Seeds on Ice: Svalbard and the Global Seed Vault
by Cary Fowler. Photography by Mari Tefre.
Prospecta Press, 2016 ($45)

To feed the world's growing population, global food production must soar by 50 percent by the middle of this century. That goal will be impossible if we do not protect and capitalize on the genetic diversity of the planet's crops. Enter the Svalbard Global Seed Vault, a repository of roughly half a million types of seeds buried inside the Arctic ice of the eponymous Norwegian islands. There variations from all the major food crops—including species we eat everyday and heirloom varieties no longer grown—are stored for safekeeping in case local versions are destroyed by natural or political disaster.

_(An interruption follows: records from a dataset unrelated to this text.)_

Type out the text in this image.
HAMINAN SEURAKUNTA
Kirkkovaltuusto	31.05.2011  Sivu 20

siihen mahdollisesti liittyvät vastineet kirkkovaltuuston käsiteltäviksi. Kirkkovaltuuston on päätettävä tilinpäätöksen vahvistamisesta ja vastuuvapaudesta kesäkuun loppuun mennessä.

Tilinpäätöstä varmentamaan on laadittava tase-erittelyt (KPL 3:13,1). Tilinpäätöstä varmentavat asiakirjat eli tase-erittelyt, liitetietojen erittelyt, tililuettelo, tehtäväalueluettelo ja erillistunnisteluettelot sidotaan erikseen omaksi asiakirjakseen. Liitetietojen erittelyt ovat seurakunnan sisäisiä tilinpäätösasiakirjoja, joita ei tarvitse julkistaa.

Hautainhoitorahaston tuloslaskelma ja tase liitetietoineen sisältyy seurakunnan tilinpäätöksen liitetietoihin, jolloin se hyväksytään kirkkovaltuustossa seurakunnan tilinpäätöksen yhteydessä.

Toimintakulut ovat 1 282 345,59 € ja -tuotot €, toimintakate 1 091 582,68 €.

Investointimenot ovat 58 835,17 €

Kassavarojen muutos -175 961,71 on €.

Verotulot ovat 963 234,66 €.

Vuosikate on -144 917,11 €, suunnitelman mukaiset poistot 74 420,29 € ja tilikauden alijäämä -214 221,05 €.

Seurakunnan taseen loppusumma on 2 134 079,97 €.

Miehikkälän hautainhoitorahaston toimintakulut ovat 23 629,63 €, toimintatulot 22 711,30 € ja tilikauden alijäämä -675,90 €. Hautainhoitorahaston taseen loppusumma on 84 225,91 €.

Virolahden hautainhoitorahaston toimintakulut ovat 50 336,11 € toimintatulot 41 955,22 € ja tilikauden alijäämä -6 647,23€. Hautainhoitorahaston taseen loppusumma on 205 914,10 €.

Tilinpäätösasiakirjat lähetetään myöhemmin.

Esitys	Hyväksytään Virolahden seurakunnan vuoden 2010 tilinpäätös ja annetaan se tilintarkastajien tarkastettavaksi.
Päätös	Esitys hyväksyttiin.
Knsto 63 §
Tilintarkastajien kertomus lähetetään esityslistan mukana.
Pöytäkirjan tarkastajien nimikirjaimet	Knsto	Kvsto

One of the founders of the seed vault, agriculturist Fowler, describes the project's mission in this large-format book illustrated with photographs of the seeds, their repository and the stark beauty of the barren landscape that has become home to humanity's hope for a fecund future.

Denying to the Grave: Why We Ignore the Facts That Will Save Us
by Sara E. Gorman and Jack M. Gorman.
Oxford University Press, 2016 ($29.95)

Perfectly intelligent people refuse to vaccinate their children, believe that owning guns protects them from violence, doubt the safety of genetically modified foods and hold many other scientifically untenable positions. Why do so many cling to beliefs that run counter to evidence? Sara Gorman, a public health expert, and Jack Gorman, a psychiatrist, investigate the psychological factors that lead to such self-defeating denial of facts and conclude that normal, evolutionarily adaptive tendencies act against us. These include fear of complexity, misestimating risk, and our propensity to look for patterns that confirm our beliefs and to lis-ten to charismatic leaders. “This means that simple education is not going to be sufficient to reverse science denial,” the authors write, but countering the mental predilections that lead to it offers hope.

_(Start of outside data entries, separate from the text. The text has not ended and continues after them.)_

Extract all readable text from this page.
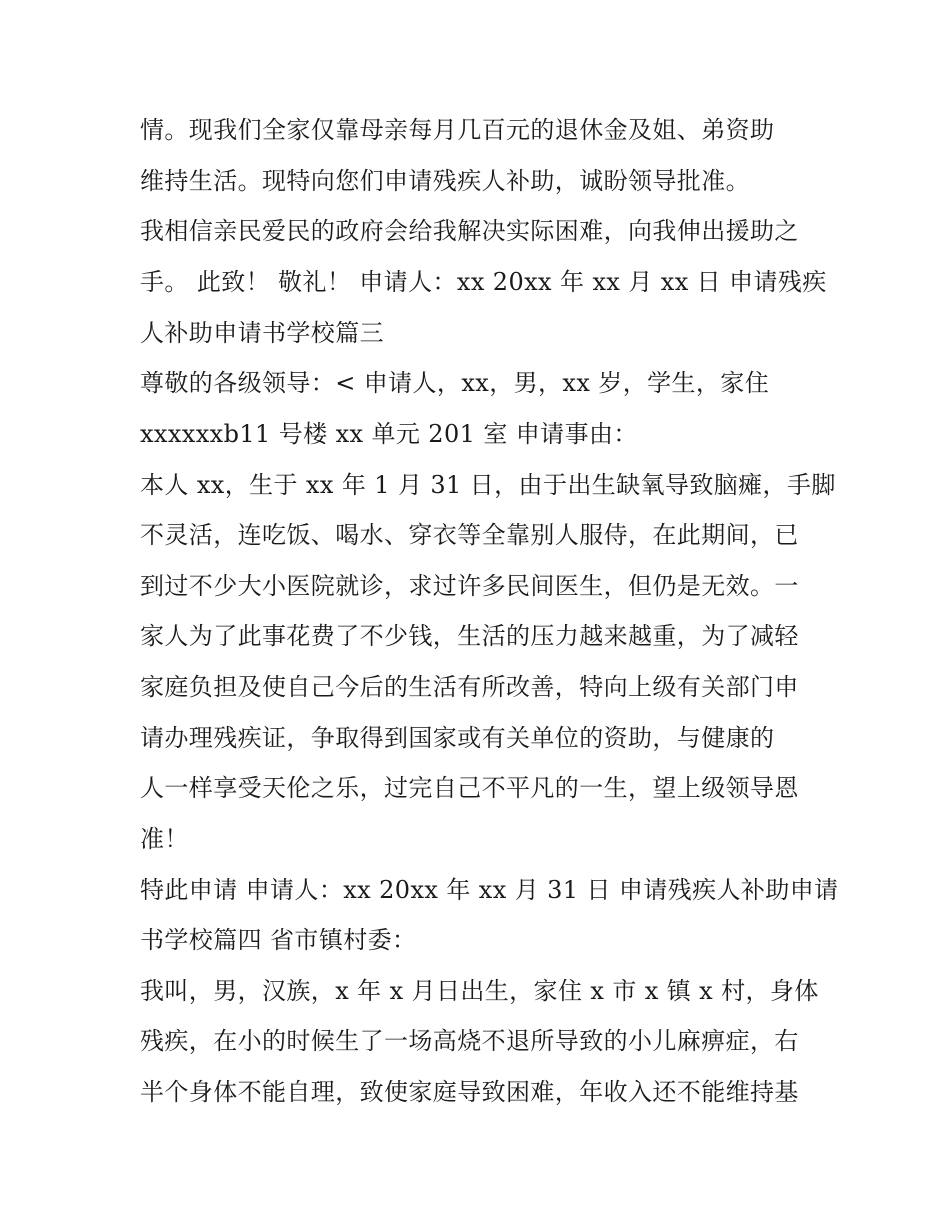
情。现我们全家仅靠母亲每月几百元的退休金及姐、弟资助
维持生活。现特向您们申请残疾人补助，诚盼领导批准。
我相信亲民爱民的政府会给我解决实际困难，向我伸出援助之
手。 此致！ 敬礼！ 申请人：xx 20xx 年 xx 月 xx 日 申请残疾
人补助申请书学校篇三
尊敬的各级领导：< 申请人，xx，男，xx 岁，学生，家住
xxxxxxb11 号楼 xx 单元 201 室 申请事由：
本人 xx，生于 xx 年 1 月 31 日，由于出生缺氧导致脑瘫，手脚
不灵活，连吃饭、喝水、穿衣等全靠别人服侍，在此期间，已
到过不少大小医院就诊，求过许多民间医生，但仍是无效。一
家人为了此事花费了不少钱，生活的压力越来越重，为了减轻
家庭负担及使自己今后的生活有所改善，特向上级有关部门申
请办理残疾证，争取得到国家或有关单位的资助，与健康的
人一样享受天伦之乐，过完自己不平凡的一生，望上级领导恩
准！
特此申请 申请人：xx 20xx 年 xx 月 31 日 申请残疾人补助申请
书学校篇四 省市镇村委：
我叫，男，汉族，x 年 x 月日出生，家住 x 市 x 镇 x 村，身体
残疾，在小的时候生了一场高烧不退所导致的小儿麻痹症，右
半个身体不能自理，致使家庭导致困难，年收入还不能维持基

All These Worlds Are Yours: The Scientific Search for Alien Life
by Jon Willis.
Yale University Press, 2016 ($30)

“The search for life beyond Earth is in the throes of a revolution,” writes astronomer Willis in this primer on the prospects for finding E.T. The plethora of exoplanets recently discovered, as well as advances in telescope technology and solar system exploration, has transformed astrobiology in the past couple of decades, giving scientists their first hard data about worlds both within our solar system and outside it that might be hospitable to life. Willis describes the pros and cons of looking for creatures in several likely hotspots, among them Mars, Saturn's moons Titan and Enceladus, Jupiter's moon Europa and planets farther afield. He also makes what he calls “informed speculation” about what types of organisms might call such locales home and how they might differ from familiar life-forms.

Patient H.M.: A Story of Memory, Madness and Family Secrets
by Luke Dittrich.
Random House, 2016 ($28)

Much of what we know about memory comes from a man who lost his. Henry Molaison, known as patient H.M., the most studied subject in the history of neuroscience, had brain surgery in 1953 to treat epilepsy. Not only did the operation fail to cure him; it permanently robbed him of the ability to form new memories. Until he died in 2008, Molaison could recall life before the surgery, but he never created lasting impressions of anything that happened afterward. The tragic consequences for Molaison were a turning point for science—for the first time researchers could locate the seat of memory in the area of his brain that was removed. Journalist Dittrich, the grandson of the surgeon who performed the operation, recounts Molaison's life, grapples with the damage his grandfather caused and parses the knowledge that came of it.